1 Ekim 2014 tarihinde yayınlanmıştır.
Eski zamanlarda bir zât, hacca niyetlenmiş. Henüz çok küçük yaşda olduğu için mükellef bulunmayan oğlu da babası ile birlikte gitmek arzusunu izhâr etmiş. Kendisine bu yolculuğun çok meşakkatli olduğu, zahmetlerine katlanamayacağı, biraz daha büyüdükten sonra gidebileceği anlatılmak istendiyse de çocuk dinlememiş ve babasıyla birlikte hacca gitmekte isrâr etmiş. Yaşının küçüklüğüne rağmen, rûhen kemâle ermiş bulunan çocuk şöyle diyormuş, "Babacığım, bilirsin ki ben Allah'a ve O'nun Resûlüne âşıkım.
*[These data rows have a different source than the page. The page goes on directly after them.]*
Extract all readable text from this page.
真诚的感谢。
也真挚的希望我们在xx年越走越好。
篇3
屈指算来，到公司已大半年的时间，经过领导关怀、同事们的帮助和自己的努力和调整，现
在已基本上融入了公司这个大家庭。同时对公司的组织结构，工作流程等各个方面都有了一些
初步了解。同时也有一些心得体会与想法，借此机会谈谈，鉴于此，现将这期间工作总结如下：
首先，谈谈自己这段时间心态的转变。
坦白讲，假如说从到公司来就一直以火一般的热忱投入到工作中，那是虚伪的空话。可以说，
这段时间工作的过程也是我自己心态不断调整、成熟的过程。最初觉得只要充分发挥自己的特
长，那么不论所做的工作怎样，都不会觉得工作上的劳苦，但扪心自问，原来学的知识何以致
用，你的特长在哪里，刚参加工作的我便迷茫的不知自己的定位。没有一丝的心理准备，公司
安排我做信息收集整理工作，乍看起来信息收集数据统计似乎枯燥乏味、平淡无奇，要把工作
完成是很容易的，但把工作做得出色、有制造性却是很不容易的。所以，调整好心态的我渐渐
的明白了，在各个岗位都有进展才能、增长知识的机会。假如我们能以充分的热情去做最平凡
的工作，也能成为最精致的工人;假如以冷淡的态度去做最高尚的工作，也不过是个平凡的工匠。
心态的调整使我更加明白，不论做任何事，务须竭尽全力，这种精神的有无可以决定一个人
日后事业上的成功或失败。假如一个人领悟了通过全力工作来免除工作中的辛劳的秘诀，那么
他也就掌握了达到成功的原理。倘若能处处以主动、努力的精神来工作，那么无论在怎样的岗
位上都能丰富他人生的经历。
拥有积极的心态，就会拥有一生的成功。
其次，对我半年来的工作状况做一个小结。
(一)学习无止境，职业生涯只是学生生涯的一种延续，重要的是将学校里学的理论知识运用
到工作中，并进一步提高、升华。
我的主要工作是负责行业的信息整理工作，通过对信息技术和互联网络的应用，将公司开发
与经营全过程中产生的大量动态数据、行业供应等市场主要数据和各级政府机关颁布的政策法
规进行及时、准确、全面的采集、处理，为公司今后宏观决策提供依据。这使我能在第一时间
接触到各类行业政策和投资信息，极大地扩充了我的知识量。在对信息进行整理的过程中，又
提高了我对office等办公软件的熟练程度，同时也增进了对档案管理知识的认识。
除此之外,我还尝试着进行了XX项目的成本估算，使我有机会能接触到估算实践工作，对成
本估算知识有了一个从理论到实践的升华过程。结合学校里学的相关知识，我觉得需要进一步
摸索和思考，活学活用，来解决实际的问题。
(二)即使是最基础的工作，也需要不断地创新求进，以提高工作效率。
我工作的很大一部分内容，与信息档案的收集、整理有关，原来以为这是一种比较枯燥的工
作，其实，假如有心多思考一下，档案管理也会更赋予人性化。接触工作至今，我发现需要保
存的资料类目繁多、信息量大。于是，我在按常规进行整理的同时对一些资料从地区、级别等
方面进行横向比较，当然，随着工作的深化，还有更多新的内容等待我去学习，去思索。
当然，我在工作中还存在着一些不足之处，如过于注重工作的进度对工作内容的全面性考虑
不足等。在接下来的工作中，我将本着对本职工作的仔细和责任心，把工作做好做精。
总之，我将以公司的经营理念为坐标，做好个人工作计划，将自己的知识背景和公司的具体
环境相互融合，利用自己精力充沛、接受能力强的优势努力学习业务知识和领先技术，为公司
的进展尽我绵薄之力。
Onu bu dünyâda görebilmem mümkün değildir. Lutfet, beni de berâberinde götür ki, hiç olmazsa zâtına izâfe edilen beyti ziyâret edeyim". Çâresiz, çocuğu da hazırlamışlar ve baba-oğul bir kervana katılarak uzun bir yolculukdan sonra Mekke-i Mükerreme'ye varmışlar. Harem-i Şerîf'e girmek üzere Bâbü's-Selâm'dan içeri geçer geçmez, Ka'be-i Muazzama'yı karşısında gören çocuk bir "Allah" sayhası ile yere düşmüş ve âlem-i bekâya uçmuş. Babası, gözyaşları ile yavrusunun cesedine kapanarak, "Vâh evlâdım! Nöbet bende idi, sen daha pek genç, pek körpe idin" diye sızlanırken, bir de bakmış ki, çocuk ortada yok. "Nereye gitmiş olabilir?" diye hayretle tefekkür eden adamcağız, hâtıfdan bir sadâ işitmiş. Derdli babanın kulağına, sessiz, cihetsiz ve harfsiz bildirilen şu imiş, "Sen, beytimi arzu ettin, geldin, beytimi buldun. Oğlun, beni arzuladı, beni buldu. Oğlun, şimdi ne yerde, ne de cennettedir. O ancak, Mak'ad-ı Sıdk makâmındadır".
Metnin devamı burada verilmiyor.